Federal courts, on the other hand, take the position that “[g]enerally, in order for a motion to compel to be timely, it must be filed before the end of discovery.” Op. ¶17. Judge Robinson cited two opinions from North Carolina district courts questioning or denying motions to compel filed at the end of the discovery period or after it. PCS Phosphate Co., Inc., v. Norfolk Southern Corp., 238 F.R.D. 555, 558 (E.D.N.C. 2006); Greene v. Swain Cty. P’ship for Health, 342 F. Supp. 442, 449 (W.D.N.C. 2004).
It’s not always possible to file a Motion to Compel before the close of discovery. What about the opposing attorney improperly instructing her witness, at a deposition taken on the last day of discovery, to refuse to answer a question? Or an inadequate response to written discovery served at the very end of the discovery period?
There are exceptions to every rule, even those that might be “secret.” Federal courts look to a variety of factors when deciding whether to exercise their discretion to rule on a motion to compel filed after the end of discovery. The case relied on by Judge Robinson, Days Inn Worldwide, Inc. v.

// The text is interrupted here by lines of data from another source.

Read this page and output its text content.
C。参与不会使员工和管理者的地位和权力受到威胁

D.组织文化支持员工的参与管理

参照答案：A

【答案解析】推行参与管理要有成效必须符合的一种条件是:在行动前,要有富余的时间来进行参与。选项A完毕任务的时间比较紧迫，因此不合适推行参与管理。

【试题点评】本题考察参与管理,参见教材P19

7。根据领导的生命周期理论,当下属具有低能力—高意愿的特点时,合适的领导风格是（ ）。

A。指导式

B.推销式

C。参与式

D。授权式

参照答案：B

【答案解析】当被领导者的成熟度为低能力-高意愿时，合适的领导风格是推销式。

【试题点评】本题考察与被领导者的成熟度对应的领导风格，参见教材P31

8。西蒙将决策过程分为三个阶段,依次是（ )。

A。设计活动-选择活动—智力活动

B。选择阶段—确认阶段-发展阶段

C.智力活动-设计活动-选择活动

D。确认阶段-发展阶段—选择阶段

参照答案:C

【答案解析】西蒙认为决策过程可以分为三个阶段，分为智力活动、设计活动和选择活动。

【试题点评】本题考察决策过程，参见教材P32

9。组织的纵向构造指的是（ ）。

Sonia Investments, 237 F.R.D. 395, 397-98 (N.D. Tex. 2006)(Op. ¶18), put those factors as follows:
(1) the length of time since the expiration of the deadline, (2) the length of time that the moving party has known about the discovery, (3) whether the discovery deadline has been extended, (4) the explanation for the tardiness or delay, (5) whether dispositive motions have been scheduled or filed, (7) the age of the case, (8) any prejudice to the party from whom late discovery was sought, and (9) disruption of the court’s schedule.
Considering those factors, Judge Robinson ruled the Motion to Compel to be untimely and refused to consider it. He noted that:
- The Motion was filed five weeks after the close of discovery.
- It was filed roughly ten months after the Defendant initially objected to the discovery request and when Plaintiff therefore was aware of the Defendant’s unwillingness to produce the requested financial information.
- The Plaintiff failed to file its Motion immediately, but waited weeks after knowing of the Court’s position on the discovery. There was not an adequate explanation for its delay.
- The Motion was filed after the Defendant had filed a Motion for Summary Judgment, which would “disrupt the schedule of [the] litigation.”
Despite my reference to a “secret rule,” there is no indication in Judge Robinson’s Order that this is a rule that will control in other cases before him or whether it will be applied by the other Business Court Judges. And, if Judge Robinson had wanted to send a message to lawyers practicing in the Business Court. he probably would have published the Order. Nevertheless, it’s safer not to wait until after discovery has ended to file a Motion to Compel. Unless you can’t avoid it.